Depuis quelques années, certaines métropoles américaines recourent ainsi à des techniques de game design pour mobiliser leurs citoyens et les impliquer dans l’élaboration et la gestion de leurs services publics. Dans Games, Powers, and Democracies, Gianluca Sgueo, professeur en sociologie politique à l’université de New York, qualifie ce phénomène de « gamification de la gouvernance ». En 2017, Santa Monica a ainsi lancé CitySwipe, le « Tinder de la planification urbaine », qui permet aux résidents de « swapper » pour ou contre les projets d’urbanisme proposés par la ville.

Si la gamification favorise la démocratie participative et incite les citoyens à s’investir davatange dans la vie publique, Sgueo rappelle dans son essai qu’elle présente néanmoins des risques pour la démocratie elle-même. Parmi ces dérives, les problématiques relatives à la protection de la vie privée. Le système de crédit social chinois donne ainsi à voir une gestion autoritaire et étatique des masses de données personnelles requises au bon fonctionnement de ce mode de gouvernance.

La démocratie par le jeu ?

En tant que médium et industrie de masse, le jeu vidéo peut-il contribuer au renouvellement — et à l’enrichissement — de la vie politique de nos sociétés démocratiques ?

D’un côté, on voit qu’en permettant des échanges plus horizontaux entre la société civile et les institutions et en favorisant la participation citoyenne, celui-ci présente de nombreux atouts en matière de démocratie participative et culturelle. Le jeu favorise l’éducation populaire au comportement démocratique, et de nombreuses applications politiques sont possibles en ce sens. Certains jeux de stratégie, de rôle ou de construction pourraient par exemple contribuer à former les citoyens aux processus de décision et de gestion politiques.

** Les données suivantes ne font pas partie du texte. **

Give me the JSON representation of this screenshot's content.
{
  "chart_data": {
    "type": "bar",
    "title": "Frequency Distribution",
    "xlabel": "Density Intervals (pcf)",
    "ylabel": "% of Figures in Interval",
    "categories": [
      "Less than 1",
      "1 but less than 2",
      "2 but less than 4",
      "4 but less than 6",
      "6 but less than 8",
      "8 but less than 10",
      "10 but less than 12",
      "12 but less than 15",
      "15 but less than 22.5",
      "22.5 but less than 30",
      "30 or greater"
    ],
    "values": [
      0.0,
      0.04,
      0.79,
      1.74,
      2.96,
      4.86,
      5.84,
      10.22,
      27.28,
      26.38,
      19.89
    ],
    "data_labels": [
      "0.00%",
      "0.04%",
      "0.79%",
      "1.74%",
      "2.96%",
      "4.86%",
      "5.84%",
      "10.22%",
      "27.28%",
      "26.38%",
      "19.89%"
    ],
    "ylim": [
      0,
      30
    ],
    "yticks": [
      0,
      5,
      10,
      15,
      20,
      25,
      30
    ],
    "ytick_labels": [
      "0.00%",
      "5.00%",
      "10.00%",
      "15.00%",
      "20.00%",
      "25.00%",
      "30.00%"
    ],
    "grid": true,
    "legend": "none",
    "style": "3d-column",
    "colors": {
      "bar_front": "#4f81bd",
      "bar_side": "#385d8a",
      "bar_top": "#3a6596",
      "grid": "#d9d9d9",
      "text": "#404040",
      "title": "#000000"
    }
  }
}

D’un autre côté, le plus souvent, les usages politiques du jeu restent anecdotiques et relèvent plus du gadget que de l’outil démocratique. Il est peu probable que les jeux vidéo et leurs applications dérivées, comme la gamification, deviennent à terme le pivot de la démocratie numérique. Mais comme le démontrent les quelques exemples ci-dessus, sa politisation contribue à divers niveaux à favoriser la « démocratisation de la démocratie » — et du jeu vidéo en lui-même. Ce qui, dans un contexte de montée des régimes autoritaires à travers le monde, ne saurait faire du mal à nos sociétés.